Ignoring the culture that gave rise to Trump and Trumpism, and ignoring the fact that Americans just don’t like each other anymore, mavens of the media drop chestnuts like this: “Our happiness depends on other people” (italics theirs).
Conflating four different themes in an aggressively confused way, a Brit, Ruth Whippman, lectures Yanks with all the relevance of the Delphic Oracle: “I’ve noticed that a particular strain of happiness advice in America that pitches the search for contentment as an internal, personal quest, divorced from other people” (italics mine).
Besides mistaking the personal dimension and self-centered activity for the inward life and awakening insight, she misses an obvious point. Which is that obsessively externalizing, rapacious cultures and empires like Britain and America have come to their logical dead-end.

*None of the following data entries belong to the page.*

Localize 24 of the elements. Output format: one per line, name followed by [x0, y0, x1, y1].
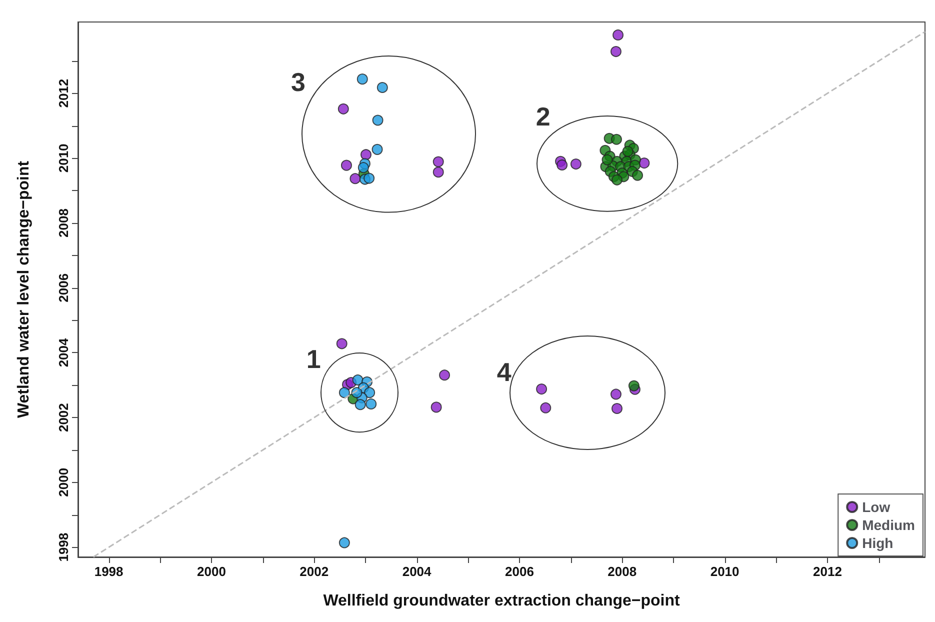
x-tick-label: 2010: [710, 564, 740, 579]
x-tick-label: 2000: [197, 564, 226, 579]
x-tick-label: 2008: [608, 564, 637, 579]
y-axis-title: Wetland water level change−point: [16, 160, 32, 418]
y-tick-label: 2012: [56, 78, 71, 108]
x-tick-label: 2012: [813, 564, 842, 579]
y-tick-label: 2008: [56, 208, 71, 238]
x-tick-label: 2004: [402, 564, 432, 579]
x-tick-label: 2002: [300, 564, 329, 579]
y-tick-label: 2002: [56, 403, 71, 432]
legend-label: Low: [862, 499, 890, 515]
x-tick-label: 2006: [505, 564, 534, 579]
y-tick-label: 2000: [56, 468, 71, 497]
x-tick-label: 1998: [94, 564, 124, 579]
y-tick-label: 2004: [56, 338, 71, 368]
annotation: 3: [290, 66, 306, 97]
y-tick-label: 2006: [56, 273, 71, 302]
legend-label: High: [862, 535, 894, 551]
y-tick-label: 2010: [56, 144, 71, 173]
legend-label: Medium: [862, 517, 915, 533]
annotation: 1: [306, 344, 321, 374]
annotation: 2: [536, 101, 550, 132]
x-axis-title: Wellfield groundwater extraction change−point: [323, 592, 680, 610]
annotation: 4: [496, 357, 512, 388]
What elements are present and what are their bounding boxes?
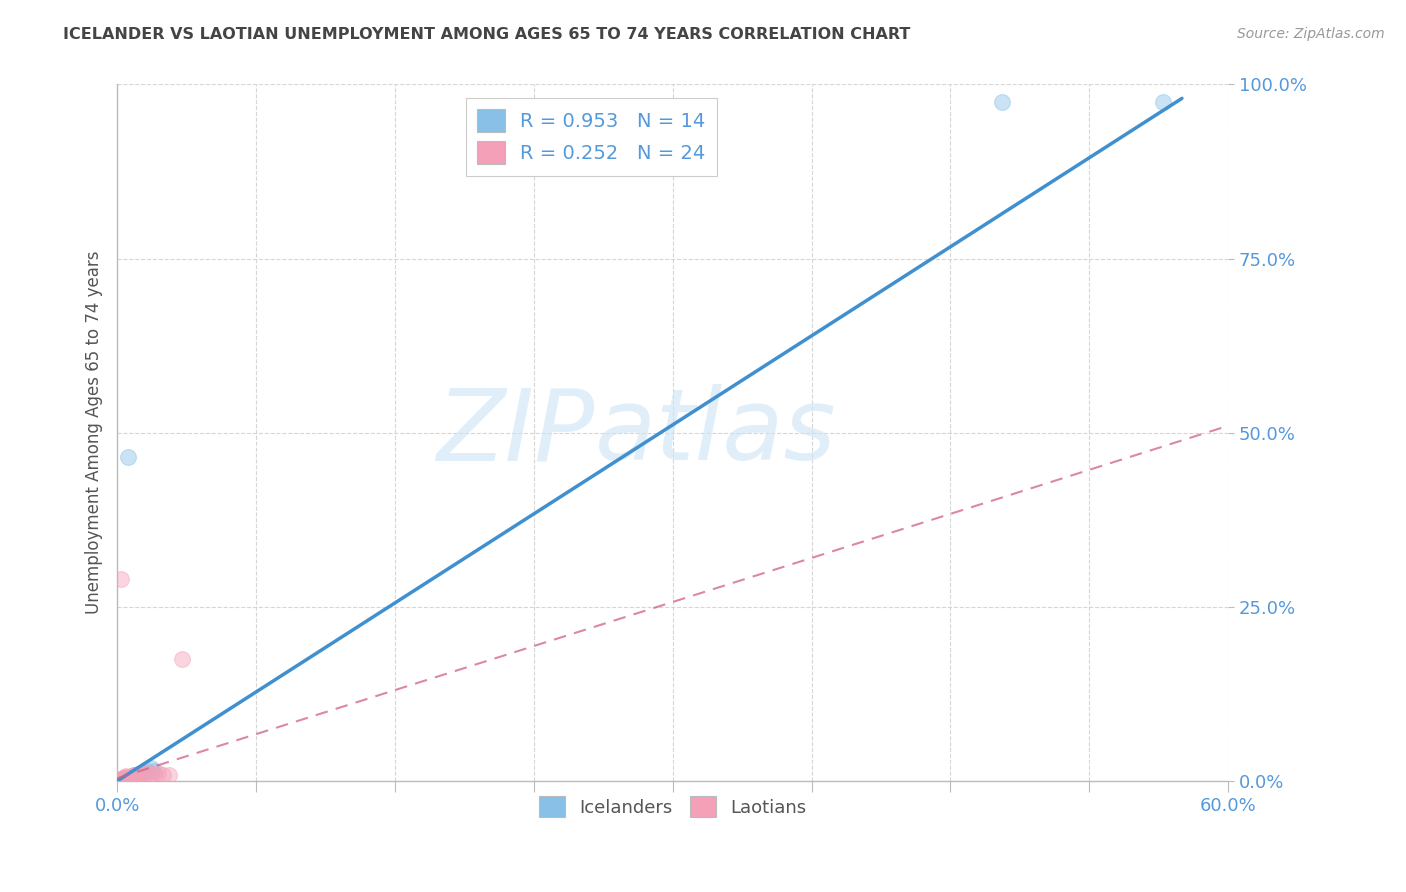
Point	[125, 769, 148, 783]
Point	[157, 768, 180, 782]
Point	[139, 761, 162, 775]
Point	[120, 770, 142, 784]
Point	[127, 767, 149, 781]
Text: atlas: atlas	[595, 384, 837, 481]
Point	[135, 765, 157, 780]
Point	[122, 768, 145, 782]
Point	[121, 769, 143, 783]
Point	[117, 771, 139, 785]
Point	[143, 767, 166, 781]
Point	[132, 767, 155, 781]
Point	[115, 771, 138, 785]
Point	[108, 772, 131, 787]
Point	[132, 765, 155, 780]
Point	[135, 764, 157, 778]
Point	[128, 767, 150, 781]
Point	[111, 771, 134, 785]
Point	[111, 772, 134, 786]
Point	[128, 768, 150, 782]
Point	[991, 95, 1014, 109]
Point	[152, 768, 174, 782]
Text: ZIP: ZIP	[437, 384, 595, 481]
Point	[125, 768, 148, 782]
Point	[170, 652, 193, 666]
Point	[114, 770, 136, 784]
Point	[1152, 95, 1174, 109]
Point	[114, 772, 136, 786]
Point	[146, 765, 169, 780]
Point	[111, 771, 134, 785]
Point	[110, 572, 132, 586]
Y-axis label: Unemployment Among Ages 65 to 74 years: Unemployment Among Ages 65 to 74 years	[86, 251, 103, 615]
Point	[110, 772, 132, 786]
Point	[143, 764, 166, 778]
Point	[115, 769, 138, 783]
Text: Source: ZipAtlas.com: Source: ZipAtlas.com	[1237, 27, 1385, 41]
Point	[117, 771, 139, 785]
Point	[115, 771, 138, 785]
Text: ICELANDER VS LAOTIAN UNEMPLOYMENT AMONG AGES 65 TO 74 YEARS CORRELATION CHART: ICELANDER VS LAOTIAN UNEMPLOYMENT AMONG …	[63, 27, 911, 42]
Point	[139, 768, 162, 782]
Point	[117, 450, 139, 464]
Legend: Icelanders, Laotians: Icelanders, Laotians	[531, 789, 813, 824]
Point	[121, 770, 143, 784]
Point	[122, 768, 145, 782]
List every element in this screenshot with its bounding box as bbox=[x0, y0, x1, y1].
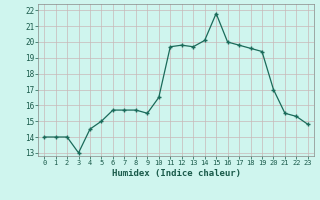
X-axis label: Humidex (Indice chaleur): Humidex (Indice chaleur) bbox=[111, 169, 241, 178]
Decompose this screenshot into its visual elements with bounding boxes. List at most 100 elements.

The only way I can see to recover life and create a new culture amidst the ashes of the old is to let go of old modes and mentalities and look within, joining others in inquiry and relationship based on igniting insight.
I propose some relevant questions. How does living in the present involve forgetting the past? Why does illumination mean the negation of psychological memory? What is the relationship between the inward journey, which is first and last solitary, and our social natures as humans?
Speaking personally, there have been a number of instances of total, if temporary cessation of psychological memory. I recall (a contradiction perhaps) a funny episode of complete memory loss in meditation that epitomizes the paradox of transcending the world and living in it at the same time.
Having grown up on the Great Lakes, I have the urge to be around water a few times a week. For a few years I lived in small town in the geographical center of California in which there wasn’t so much as a stream.
Turlock has since been engulfed by the sprawl of the much larger and uglier Modesto, but at the time it had its own distinctive character, like many small towns in America in the past. A couple times a week I’d drive the 20 minutes or so to the Merced River, the same river that runs through Yosemite in the Sierras to the east.
California’s Central Valley averages about 50 miles wide and is about 450 miles long. It’s the most productive agricultural region in the world. On a really clear day after heavy rain during the winter months, you could, and I hope still can walk the irrigated fields beyond town and see Half Dome in Yosemite Valley over 50 miles away.
Most locals who had lived in Turlock for decades didn’t believe me until I’d take them out on a sterling afternoon and have them look through binoculars. The great granite dome in the distance, cut cleanly in half by the last glacier, shocked their eye and stamped their heart as it did mine every time I saw it.
Some tremendous meditations took place on the Merced River outside of town. One spring day I was so overwhelmed by the riverine beauty, teeming with fowl and lush with foliage, that a state the Greeks called aesthetic stasis gripped me.
In such a state, the mind-as-thought not only completely stops, but the body becomes immobile, due to the entire system being overwhelmed by the beauty of the earth.
For a short, timeless period, I couldn’t remember who I was, where I was, and how I got there. In such a “cloud of unknowing” one is faced with an existential question of the highest order: Am I losing my mind, or gaining Mind?
Seeing that one was gaining awareness of Mind, fear fell away, and the necessary memories returned. I recalled that I was having lunch with a group of friends, and I headed back to town.
However because both psychological and functional memory had temporarily ceased operating, I had to think about each action. Driving the car back to town, I had intimations of the same sensations one has when first learning to drive.
I realize most people would not in their wildest dreams desire such a state (which is just as well, because desire and imagination are inimical to it), but the joy, bliss and ecstasy are beyond description.
The faculty of recognition was still suspended when I entered the large dining hall. The crowd appeared as a sea of new faces, each an interesting study in itself. I remember thinking, ‘how am I going to recognize my friends in this state?’
Fortunately my friends recognized me and brought me back to ‘reality,’ and I recalled each of them with renewed affection. We enjoyed a fine lunch with much humor, some of it spent exploring what had just happened to one and how it relates to human consciousness.
Even if one doesn’t have such so-called peak experiences, learning and regularly practicing the art of negation in meditation keeps the heart alive and growing, and the mind clear and capacious.
In a debased culture such as we have in North America (and obviously Britain), that’s become a matter of inward survival.